Attorney Ele Zachariades of Dunay, Miskel, and Backman, LLP said of the Camino Square site, “While we are part of the downtown, we are somewhat isolated – one of the slum and blight parcels.” Zachariades said the people she talked to are sick of looking at it as it is now and want it redeveloped. She said the only businesses currently located in the vicinity are a Sober House, a Quick Stop [and a Valero gas station].

Architect Beatriz Hernandez Beatriz of MSA Architects in Miami called Camino Real “a road to nowhere, a dead-end road.”

In her drawings for Camino Square – Parcel I, she said she created a series of arcades, sidewalks, with none of it fenced in. “Residents can meander through the project to the leasing center, and can keep going with the colonnade.” She spoke of a fitness center, clubroom, and gated FOB access for residents to walk through. “At street- and second floor-level are open spaces, arcades, and loggias (a covered exterior gallery or corridor with an outer wall open to the elements, usually supported by columns or arches.)

“We feel we’ve created a very pedestrian-friendly environment,” said Hernandez.

Planning and Zoning Concerns

P & Z Board Member/Secretary Larry Cellon asked why the two buildings in the residential development were designed so tilted to the street.
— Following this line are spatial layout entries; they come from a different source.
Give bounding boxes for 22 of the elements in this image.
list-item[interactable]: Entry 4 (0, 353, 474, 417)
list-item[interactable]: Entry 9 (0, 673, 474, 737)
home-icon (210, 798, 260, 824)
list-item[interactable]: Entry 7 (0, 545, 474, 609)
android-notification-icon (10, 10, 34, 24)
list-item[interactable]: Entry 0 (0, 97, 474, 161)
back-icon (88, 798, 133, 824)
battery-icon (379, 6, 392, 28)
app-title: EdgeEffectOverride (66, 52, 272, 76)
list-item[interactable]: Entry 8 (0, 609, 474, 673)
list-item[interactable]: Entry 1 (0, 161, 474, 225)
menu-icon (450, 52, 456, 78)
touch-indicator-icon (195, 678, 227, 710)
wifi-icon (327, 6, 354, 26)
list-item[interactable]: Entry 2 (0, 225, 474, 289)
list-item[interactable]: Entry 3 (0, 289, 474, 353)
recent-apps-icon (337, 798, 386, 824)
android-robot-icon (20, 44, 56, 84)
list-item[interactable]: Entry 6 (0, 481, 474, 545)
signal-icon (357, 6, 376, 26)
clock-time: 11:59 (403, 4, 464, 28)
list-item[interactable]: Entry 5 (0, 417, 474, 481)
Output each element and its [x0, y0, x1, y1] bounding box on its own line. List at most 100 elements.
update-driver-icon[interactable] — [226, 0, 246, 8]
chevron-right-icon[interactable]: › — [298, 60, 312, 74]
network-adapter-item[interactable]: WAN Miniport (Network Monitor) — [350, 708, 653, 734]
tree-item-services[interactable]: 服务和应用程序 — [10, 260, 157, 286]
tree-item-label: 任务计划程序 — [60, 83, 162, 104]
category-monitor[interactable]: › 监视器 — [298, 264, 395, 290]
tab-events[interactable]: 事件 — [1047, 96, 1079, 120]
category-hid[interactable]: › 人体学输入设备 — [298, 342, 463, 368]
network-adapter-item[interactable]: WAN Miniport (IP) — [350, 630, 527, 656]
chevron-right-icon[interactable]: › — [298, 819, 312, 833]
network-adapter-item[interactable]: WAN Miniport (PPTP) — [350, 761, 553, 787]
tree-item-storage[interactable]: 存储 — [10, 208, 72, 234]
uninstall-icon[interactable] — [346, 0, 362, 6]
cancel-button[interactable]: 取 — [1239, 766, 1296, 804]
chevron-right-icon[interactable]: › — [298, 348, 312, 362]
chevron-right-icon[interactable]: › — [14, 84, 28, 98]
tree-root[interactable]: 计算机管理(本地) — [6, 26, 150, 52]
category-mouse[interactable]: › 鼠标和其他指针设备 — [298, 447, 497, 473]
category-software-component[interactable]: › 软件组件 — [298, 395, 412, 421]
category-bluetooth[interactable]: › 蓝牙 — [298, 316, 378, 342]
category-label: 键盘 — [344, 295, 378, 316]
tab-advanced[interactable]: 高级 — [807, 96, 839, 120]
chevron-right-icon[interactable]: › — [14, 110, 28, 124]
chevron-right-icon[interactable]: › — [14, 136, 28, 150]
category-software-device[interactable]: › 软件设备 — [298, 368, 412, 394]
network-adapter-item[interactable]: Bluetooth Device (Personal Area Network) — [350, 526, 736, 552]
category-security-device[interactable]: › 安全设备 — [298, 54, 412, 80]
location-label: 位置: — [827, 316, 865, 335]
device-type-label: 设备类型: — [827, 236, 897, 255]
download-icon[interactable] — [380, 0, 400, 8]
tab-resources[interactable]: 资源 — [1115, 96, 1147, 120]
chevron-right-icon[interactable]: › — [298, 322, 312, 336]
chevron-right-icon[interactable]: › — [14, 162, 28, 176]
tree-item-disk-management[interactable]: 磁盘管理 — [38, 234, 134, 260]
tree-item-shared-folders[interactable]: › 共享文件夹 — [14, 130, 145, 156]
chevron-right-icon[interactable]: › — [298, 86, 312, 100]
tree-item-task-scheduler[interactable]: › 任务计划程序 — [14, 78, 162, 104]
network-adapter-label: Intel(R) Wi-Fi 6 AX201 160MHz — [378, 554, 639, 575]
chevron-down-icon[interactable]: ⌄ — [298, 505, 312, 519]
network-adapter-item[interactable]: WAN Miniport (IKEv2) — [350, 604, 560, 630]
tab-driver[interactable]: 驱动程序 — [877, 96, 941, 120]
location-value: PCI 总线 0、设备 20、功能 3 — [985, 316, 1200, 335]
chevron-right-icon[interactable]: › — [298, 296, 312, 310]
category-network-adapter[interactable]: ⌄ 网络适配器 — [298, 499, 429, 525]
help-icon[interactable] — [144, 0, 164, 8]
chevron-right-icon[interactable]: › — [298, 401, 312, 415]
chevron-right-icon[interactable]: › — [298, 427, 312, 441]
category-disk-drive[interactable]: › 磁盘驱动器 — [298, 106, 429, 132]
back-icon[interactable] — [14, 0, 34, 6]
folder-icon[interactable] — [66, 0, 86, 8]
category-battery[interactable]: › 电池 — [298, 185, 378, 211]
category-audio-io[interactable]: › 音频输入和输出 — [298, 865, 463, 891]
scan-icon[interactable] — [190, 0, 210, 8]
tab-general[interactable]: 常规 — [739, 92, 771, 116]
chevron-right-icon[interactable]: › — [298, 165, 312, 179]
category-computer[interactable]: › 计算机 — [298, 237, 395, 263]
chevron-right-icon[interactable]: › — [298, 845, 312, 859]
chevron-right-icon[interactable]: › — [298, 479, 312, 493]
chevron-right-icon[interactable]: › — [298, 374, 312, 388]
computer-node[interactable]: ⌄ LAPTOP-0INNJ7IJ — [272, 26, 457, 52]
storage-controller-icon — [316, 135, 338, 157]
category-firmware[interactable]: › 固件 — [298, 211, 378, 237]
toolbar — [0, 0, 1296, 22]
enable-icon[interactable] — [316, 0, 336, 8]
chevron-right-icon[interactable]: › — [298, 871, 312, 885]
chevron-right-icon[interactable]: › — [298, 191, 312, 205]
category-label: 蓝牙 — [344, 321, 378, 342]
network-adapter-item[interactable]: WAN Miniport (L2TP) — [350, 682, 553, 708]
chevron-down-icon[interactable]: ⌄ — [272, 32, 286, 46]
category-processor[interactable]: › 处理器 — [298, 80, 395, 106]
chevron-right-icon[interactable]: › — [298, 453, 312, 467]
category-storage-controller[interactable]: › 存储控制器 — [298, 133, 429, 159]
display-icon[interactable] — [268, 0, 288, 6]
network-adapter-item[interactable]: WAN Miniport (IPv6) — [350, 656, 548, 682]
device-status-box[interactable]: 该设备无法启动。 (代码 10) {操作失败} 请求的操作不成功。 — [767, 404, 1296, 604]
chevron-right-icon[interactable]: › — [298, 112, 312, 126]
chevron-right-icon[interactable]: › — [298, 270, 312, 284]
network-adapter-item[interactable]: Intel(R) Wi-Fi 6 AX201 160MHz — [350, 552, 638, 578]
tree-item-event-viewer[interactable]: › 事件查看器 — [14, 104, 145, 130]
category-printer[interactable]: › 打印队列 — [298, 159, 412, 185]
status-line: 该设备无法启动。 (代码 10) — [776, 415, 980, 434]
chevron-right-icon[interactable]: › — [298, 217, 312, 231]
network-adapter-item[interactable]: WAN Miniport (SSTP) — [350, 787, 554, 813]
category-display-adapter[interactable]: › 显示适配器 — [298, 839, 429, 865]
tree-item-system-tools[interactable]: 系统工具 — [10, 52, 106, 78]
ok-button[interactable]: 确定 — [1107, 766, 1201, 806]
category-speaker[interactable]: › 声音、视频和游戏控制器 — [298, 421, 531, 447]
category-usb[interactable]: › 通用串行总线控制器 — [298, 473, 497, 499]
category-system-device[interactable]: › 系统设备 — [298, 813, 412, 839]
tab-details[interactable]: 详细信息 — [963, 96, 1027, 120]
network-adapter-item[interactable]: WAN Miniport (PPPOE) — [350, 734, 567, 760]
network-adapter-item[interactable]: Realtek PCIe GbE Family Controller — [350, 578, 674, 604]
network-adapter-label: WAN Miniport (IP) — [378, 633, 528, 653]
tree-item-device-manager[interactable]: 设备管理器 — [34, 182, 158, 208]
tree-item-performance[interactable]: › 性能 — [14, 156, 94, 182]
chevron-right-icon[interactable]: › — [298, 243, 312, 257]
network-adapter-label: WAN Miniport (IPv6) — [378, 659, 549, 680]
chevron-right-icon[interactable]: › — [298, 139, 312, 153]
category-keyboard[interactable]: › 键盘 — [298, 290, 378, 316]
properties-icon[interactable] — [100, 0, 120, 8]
Rather than running parallel to Camino Real, they appear at an angle, with a diagonal orientation, he noted.

Cellon and others asked how they could move forward with an incomplete plan—saying the applicant had broken up the site and not provided for consistent approval. (No drawings for the west parcel were yet available for P & Z Board review.)

Regarding the addition of a possible roundabout to mitigate traffic at the intersection of Camino Real and Camino Gardens Boulevard (something Camino Gardens residents spoke in favor of at the meeting), P & Z Board Member Janice Rustin said a roundabout “seems to be something Camino Gardens wants. I don’t have enough information whether this is good for the city.”

“Why would they bring this project forward with three denials?” she asked.